Traditionnellement, les alliances dites de table commune ont pratiquement toujours été limitées aux trois principales centrales syndicales. Depuis la constitution de la Fédération des infirmières et des infirmiers du Québec (FIIQ), la question d’élargir les alliances à des groupes non affiliés a toujours été soulevée mais fut écartée la plupart du temps. À la dernière négociation et à plusieurs reprises d’ailleurs, le Syndicat de la fonction publique du Québec (SFPQ) a fait des démarches pour se concerter avec les trois centrales syndicales en ce qui a trait aux négociations de table commune, mais en vain.
Il faut rappeler toutefois que les dernières négociations avaient renoué en matière d’alliance de table commune, puisqu’elles furent l’occasion d’une mise en place, sur le tard, certes, d’un front commun intercentrale. Les négociations 1998-2000 ont ainsi permis aux trois principales centrales de signer ensemble les ententes de table commune. Une alliance plus large, comprenant à la fois les trois principales centrales syndicales et les deux principales organisations non affiliées, la FIIQ et le SFPQ, ne s’est jamais vue, avant celle constituée en avril 2001 sur le dossier de l’équité salariale.
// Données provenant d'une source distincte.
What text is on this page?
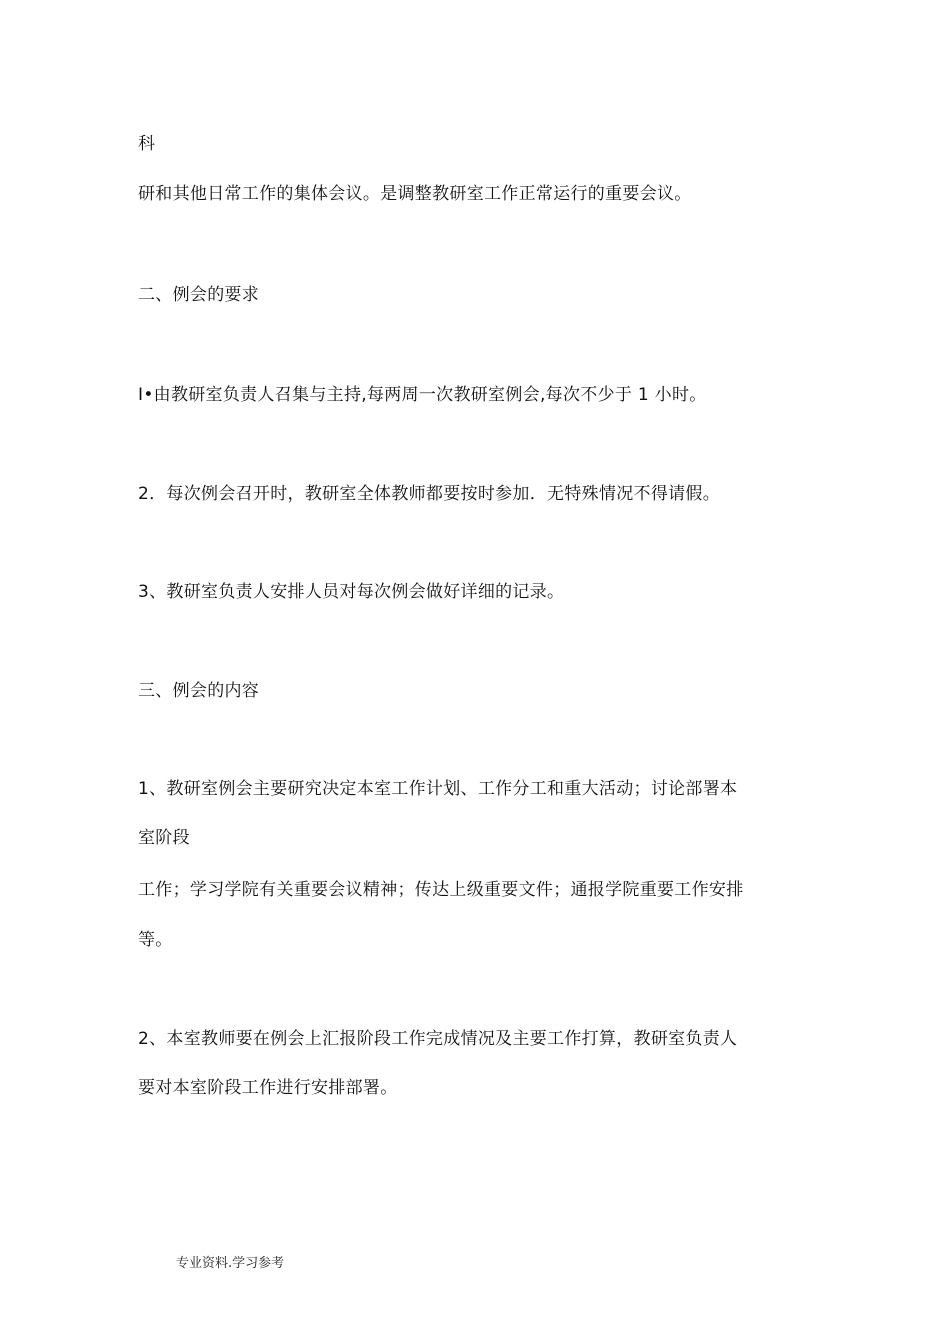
科
研和其他日常工作的集体会议。是调整教研室工作正常运行的重要会议。
二、例会的要求
I•由教研室负责人召集与主持,每两周一次教研室例会,每次不少于 1 小时。
2．每次例会召开时，教研室全体教师都要按时参加．无特殊情况不得请假。
3、教研室负责人安排人员对每次例会做好详细的记录。
三、例会的内容
1、教研室例会主要研究决定本室工作计划、工作分工和重大活动；讨论部署本
室阶段
工作；学习学院有关重要会议精神；传达上级重要文件；通报学院重要工作安排
等。
2、本室教师要在例会上汇报阶段工作完成情况及主要工作打算，教研室负责人
要对本室阶段工作进行安排部署。
专业资料.学习参考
La FIIQ et le SFPQ, avec 45 000 membres chacun, sont des organisations non affiliées qui regroupent des personnes salariées soit de la même catégorie d’emploi, les infirmières et les infirmiers, soit étant tous et toutes du même réseau de services, celui de la fonction publique. Lorsqu’elles sont intégrées dans une alliance avec les trois principales centrales, elles obtiennent un statut supérieur à des groupes, parfois plus important en nombre, que les centrales représentent.
À la CSN, l’organisation la plus importante, la Fédération de la santé et des services sociaux (FSSS) regroupent 100 000 personnes et organise le personnel avec les plus bas salaires dans le réseau de la santé. À la CSQ, la Fédération des syndicats indépendants (FSE) regroupent plus de 80 000 membres dans les commissions scolaires. Ces deux groupes sont représentés par leur centrale respective auprès des autres organisations dans les alliances.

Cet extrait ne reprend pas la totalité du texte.